Au début du 20ème siècle, Kerstol est un gros village de trente foyers, composé de quelques exploitations agricoles avec maisons de pierre mais principalement de chaumières, où logent des familles d’ouvriers agricoles de parfois huit ou dix enfants. Le manoir comprend une étable au rez-de-chaussée et le logis à l’étage, desservi par un escalier extérieur. Les villageois de Kerstol appellent ce logement « camba r gwenedour », la chambre des Vannetais parce que les propriétaires d’alors habitent Langonnet (56), à 15 km de là et ne viennent que périodiquement à Kerstol.

Le barrage de Glomel

Patrimoine - Au Moyen-Age, l’étang du Korong comprend une digue de terre de 5 mètres de hauteur et de 30 mètres de longueur. Avec 19 journaux, soit 38 hectares de superficie, il sert de réserve à un moulin appartenant à la baronnie de Rostrenen.
Au début du 19ème siècle, le service du canal prévoit une augmentation de la retenue d’eau. Celle-ci est portée à 76 hectares par l’élévation d’une digue en granit de 12 mètres de haut, 7.40 m de large et 100 m de long. Cet ouvrage présente près de 2000 m2 de parement en granit. Certains blocs pèsent plus de 2 tonnes. A son plein, la réserve contient 3 millions de mètres cubes d’eau.
Il faudra mobiliser plus de 150 tailleurs de pierre, maçons et manœuvres. Commencée en 1834, la construction de la digue sera achevée en 1841. La mise en eau du canal sera faite en janvier 1841.

La tranchée du canal

Le canal de Nantes à Brest est construit pour des raisons économiques, et surtout stratégiques : il permet la communication entre les ports que sépare une mer parcourue par les vaisseaux ennemis. Le projet est élaboré dès le 17ème siècle. Les travaux sont commencés sous Napoléon et terminés sous Louis-Philippe. Il s’étend sur 374 km, avec deux cent trente huit écluses. Pour unir les deux versants du canal, celui du Blavet et celui de l’Aulne, il faut creuser un butte de 23 mètres de hauteur sur 4 km, « la grande tranchée ».

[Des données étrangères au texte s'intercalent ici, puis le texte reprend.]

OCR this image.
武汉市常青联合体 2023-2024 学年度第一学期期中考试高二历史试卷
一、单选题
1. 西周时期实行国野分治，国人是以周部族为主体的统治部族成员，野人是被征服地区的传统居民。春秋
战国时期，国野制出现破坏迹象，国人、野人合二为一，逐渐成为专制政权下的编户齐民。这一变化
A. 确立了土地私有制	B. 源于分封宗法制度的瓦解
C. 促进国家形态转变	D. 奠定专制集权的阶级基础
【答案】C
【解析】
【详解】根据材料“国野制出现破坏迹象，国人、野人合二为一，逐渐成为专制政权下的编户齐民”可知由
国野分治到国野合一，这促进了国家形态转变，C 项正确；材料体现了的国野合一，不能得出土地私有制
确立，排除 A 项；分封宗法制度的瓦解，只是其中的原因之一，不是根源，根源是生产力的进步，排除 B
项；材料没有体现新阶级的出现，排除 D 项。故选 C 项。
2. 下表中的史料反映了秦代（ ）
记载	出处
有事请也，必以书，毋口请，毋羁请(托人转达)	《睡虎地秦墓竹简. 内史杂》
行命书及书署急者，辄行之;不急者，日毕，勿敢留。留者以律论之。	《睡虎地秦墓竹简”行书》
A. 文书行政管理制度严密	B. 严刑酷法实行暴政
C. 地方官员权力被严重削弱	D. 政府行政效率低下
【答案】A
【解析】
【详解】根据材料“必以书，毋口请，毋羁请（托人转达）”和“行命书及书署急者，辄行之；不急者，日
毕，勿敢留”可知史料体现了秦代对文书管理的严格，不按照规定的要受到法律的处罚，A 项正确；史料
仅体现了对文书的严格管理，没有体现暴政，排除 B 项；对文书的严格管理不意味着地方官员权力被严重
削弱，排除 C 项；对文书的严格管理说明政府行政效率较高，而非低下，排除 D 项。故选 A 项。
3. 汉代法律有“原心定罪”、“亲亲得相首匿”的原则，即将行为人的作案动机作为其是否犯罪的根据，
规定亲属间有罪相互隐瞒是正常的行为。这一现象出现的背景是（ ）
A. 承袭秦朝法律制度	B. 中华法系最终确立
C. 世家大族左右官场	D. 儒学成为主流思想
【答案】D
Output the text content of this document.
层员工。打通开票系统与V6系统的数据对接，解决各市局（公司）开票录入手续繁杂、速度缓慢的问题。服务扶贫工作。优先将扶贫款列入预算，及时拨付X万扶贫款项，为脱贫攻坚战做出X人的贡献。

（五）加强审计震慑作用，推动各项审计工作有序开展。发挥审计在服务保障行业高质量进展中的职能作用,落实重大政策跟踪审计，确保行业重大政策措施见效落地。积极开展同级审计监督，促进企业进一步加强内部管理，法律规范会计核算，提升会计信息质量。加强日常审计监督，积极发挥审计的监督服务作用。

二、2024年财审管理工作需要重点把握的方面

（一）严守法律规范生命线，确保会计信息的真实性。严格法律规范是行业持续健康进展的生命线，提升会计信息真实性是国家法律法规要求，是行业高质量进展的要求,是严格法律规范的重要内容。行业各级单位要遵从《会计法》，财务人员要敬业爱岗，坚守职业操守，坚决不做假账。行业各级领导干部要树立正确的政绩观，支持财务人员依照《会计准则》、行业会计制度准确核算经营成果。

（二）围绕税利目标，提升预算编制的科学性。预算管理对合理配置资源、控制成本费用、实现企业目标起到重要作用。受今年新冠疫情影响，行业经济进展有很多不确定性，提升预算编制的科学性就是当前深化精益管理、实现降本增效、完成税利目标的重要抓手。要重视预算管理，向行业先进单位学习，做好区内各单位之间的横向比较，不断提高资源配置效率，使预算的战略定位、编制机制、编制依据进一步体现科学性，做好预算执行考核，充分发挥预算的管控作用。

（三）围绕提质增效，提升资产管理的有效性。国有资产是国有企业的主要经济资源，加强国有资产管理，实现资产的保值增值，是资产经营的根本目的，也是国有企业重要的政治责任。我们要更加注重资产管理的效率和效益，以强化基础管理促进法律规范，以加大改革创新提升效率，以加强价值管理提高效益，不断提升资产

Pour creuser le canal et la tranchée, la main d’œuvre du pays ne suffit pas. Aussi fait-on appel à la main d’œuvre pénitentiaire, composé de déserteurs condamnés aux travaux publics. Un camp est construit pendant l’hiver 1822-1823 sur la lande de Perran, au-dessus du bief de partage. Les baraques sont en bois, recouvertes de chaume, ni éclairées ni chauffées, par craintes d’incendie. La cuisine se prépare dehors. Le camp fait 80 m de long sur 54 m de large pour héberger 600 bagnards et leurs gardiens (environ 50 gendarmes).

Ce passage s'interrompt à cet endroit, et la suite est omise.